Our impression is that the cultural barriers among Choctaws are less than what has been encountered with other tribes. (36) The Indians with whom we worked did not live on a reservation and were well acculturated. They were community dwelling, spoke English as their primary language, had an average of 11 years of education and an average 25% Indian heritage. (34) The issues we encountered were primarily related to low income and rural living. Patients could only afford medications such as donepezil that were covered by the Choctaw Nation but could not afford memantine, for which they needed to pay out of pocket. Some of the individuals needed an explanation of the gift certificates.

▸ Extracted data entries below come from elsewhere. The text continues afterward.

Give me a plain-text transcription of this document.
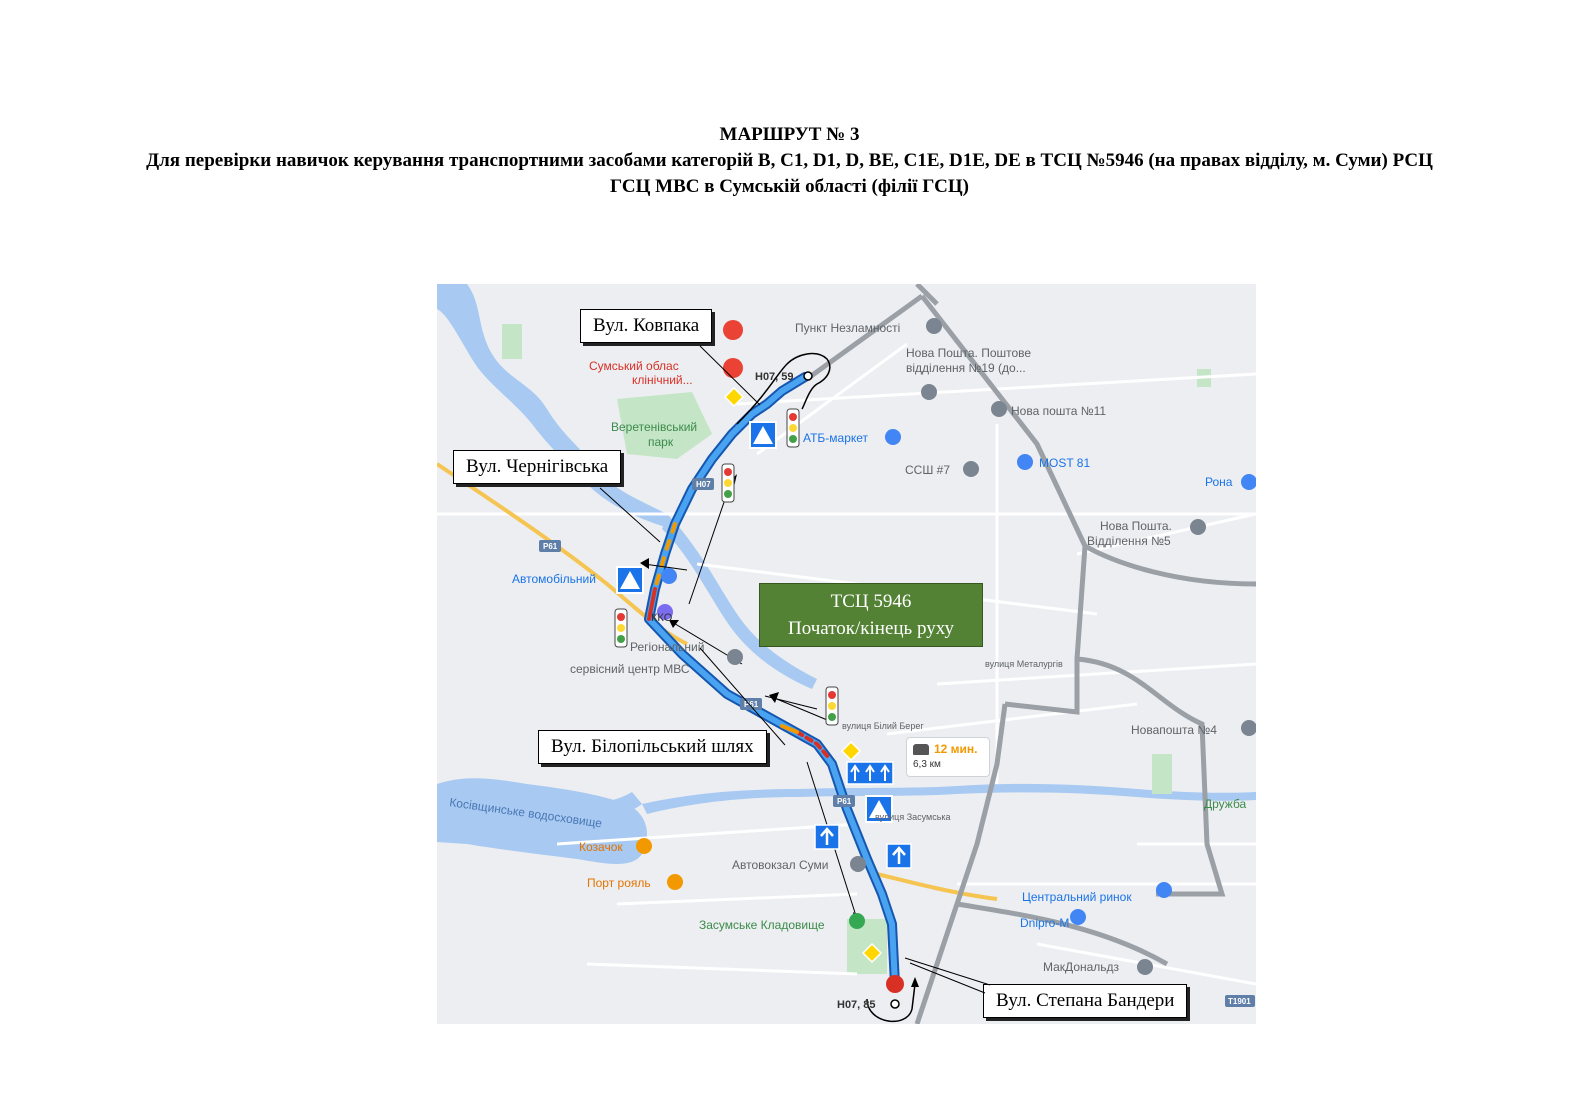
МАРШРУТ № 3
Для перевірки навичок керування транспортними засобами категорій B, C1, D1, D, BE, C1E, D1E, DE в ТСЦ №5946 (на правах відділу, м. Суми) РСЦ
ГСЦ МВС в Сумській області (філії ГСЦ)
Пункт Незламності
Сумський облас
клінічний...
Нова Пошта. Поштове
відділення №19 (до...
Нова пошта №11
Веретенівський
парк	АТБ-маркет
MOST 81
ССШ #7
Рона
Нова Пошта.
Відділення №5
Автомобільний
Регіональний
сервісний центр МВС	вулиця Металургів
вулиця Білий Берег	Новапошта №4
Дружба
Косівщинське водосховище
Козачок
Порт рояль
Автовокзал Суми
вулиця Засумська
Центральний ринок
Dnipro-M
Засумське Кладовище
МакДональдз
ККО
Н07, 59
Н07, 85
Н07
Р61
Р61
Р61
Т1901
Вул. Ковпака
Вул. Чернігівська
Вул. Білопільський шлях
Вул. Степана Бандери
ТСЦ 5946
Початок/кінець руху
12 мин.
6,3 км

It was possible to establish working relationships with patients and caregivers using VC technology, but some patients did not understand that they had seen a doctor. Despite this, our 2009 no-show rate was small, possibly due to reminder calls the day before scheduled VC clinic sessions and the gift certificate for patient and caregiver, although patients and families had not been informed of the gift certificates prior to their evaluation. Our link with patients and their families was enhanced by our on-site personnel, and the relationships they established enabled us to recruit more 70 persons for a separate study of VC-based neuropsychological testing.

5. Conclusion

VC-based diagnosis and treatment of adults with cognitive disorders who live in remote areas is a feasible alternative to face-to-face care that is well accepted by patients and family members. The rapid development of Internet-based technology will make telemedicine even more readily available and much more affordable for institutions and individual practitioners.